# A Different Drill



## FrogsHair (Mar 4, 2010)

Here's a warm up drill I use every once in a while using a wedge or mid iron. I seem to get good results later on when actually playing warming up this way. 

I set up to the ball in my normal fashion. I start my back swing using the one piece take away. Just before the club head starts to moving upwards I note "that point" on the line behind the ball. I don't swing the club head any farther backwards or up. 
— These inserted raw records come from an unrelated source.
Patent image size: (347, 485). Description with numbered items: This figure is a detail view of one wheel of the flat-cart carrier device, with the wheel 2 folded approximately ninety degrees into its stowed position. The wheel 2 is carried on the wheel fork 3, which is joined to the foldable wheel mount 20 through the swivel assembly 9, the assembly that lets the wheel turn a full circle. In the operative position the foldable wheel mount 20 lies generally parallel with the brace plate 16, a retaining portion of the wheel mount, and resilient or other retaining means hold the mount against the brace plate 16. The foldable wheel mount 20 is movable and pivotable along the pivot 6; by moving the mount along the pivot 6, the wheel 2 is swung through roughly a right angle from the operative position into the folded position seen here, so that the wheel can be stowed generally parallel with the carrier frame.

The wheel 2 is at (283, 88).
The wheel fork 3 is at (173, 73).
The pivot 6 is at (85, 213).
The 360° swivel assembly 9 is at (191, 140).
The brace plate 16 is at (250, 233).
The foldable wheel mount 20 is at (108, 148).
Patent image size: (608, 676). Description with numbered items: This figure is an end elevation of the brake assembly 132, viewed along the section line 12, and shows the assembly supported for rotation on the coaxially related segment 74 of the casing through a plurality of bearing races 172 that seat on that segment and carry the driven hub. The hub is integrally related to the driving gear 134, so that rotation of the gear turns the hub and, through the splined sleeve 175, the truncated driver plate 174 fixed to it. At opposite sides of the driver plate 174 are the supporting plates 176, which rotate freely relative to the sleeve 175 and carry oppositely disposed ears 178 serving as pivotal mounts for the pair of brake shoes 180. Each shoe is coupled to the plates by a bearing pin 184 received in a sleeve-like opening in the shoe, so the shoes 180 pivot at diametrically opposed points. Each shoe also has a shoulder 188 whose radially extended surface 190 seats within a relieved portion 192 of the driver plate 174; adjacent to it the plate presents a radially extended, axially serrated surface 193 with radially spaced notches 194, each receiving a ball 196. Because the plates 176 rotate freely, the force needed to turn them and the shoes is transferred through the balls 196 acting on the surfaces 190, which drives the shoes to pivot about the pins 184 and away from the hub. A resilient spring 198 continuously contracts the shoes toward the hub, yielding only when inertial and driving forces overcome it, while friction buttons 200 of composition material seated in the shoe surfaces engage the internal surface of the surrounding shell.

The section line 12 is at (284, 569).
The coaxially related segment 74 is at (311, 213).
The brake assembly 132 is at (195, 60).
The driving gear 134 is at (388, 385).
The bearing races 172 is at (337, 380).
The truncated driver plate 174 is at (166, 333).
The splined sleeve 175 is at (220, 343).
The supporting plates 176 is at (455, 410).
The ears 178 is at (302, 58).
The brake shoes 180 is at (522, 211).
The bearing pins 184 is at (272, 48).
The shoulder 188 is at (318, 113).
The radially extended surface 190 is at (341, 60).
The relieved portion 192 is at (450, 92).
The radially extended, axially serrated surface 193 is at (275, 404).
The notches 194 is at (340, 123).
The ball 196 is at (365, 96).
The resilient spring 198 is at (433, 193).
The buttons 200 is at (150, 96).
Next I put the club head on the turf behind the ball on "that point" I identified earlier. Keeping my hands ahead of the club head, I drag the club head along, just barely touching the turf into the back of the ball, while at the same time turning my hips out of the way of the club handle. The idea is to push the ball forward a few feet. After doing this for 5, or 10 times, I do the same thing, but now I am not letting the club head touch the turf at all, until after I have hit the ball. After hitting the ball I extend my right hand/arm out towards the target, again just barely following my hip turn. After doing this for a few times, I do the same thing only I increase the length of my back swing. Eventually I am hitting the ball with 3/4 swings, or at least shoulder high swings. 

The whole idea of this drill is two fold. First of all it helps me to have my hands leading the club head into the back of the ball when using my irons. It helps to get the feel of holding the lag longer. Second it it helps with turning my hips out of the way, while extending my right arm out towards my intended target. I don't worry about the release point, as it just seems to happen naturally. I know when I do it right because it feels so effortless, and the ball flies towards my intended target. This drill also helps with all my longer clubs.

It will work for some, but not others. It can be varied by the individual to help get the correct feel for releasing the club into the impact zone. :dunno:


----------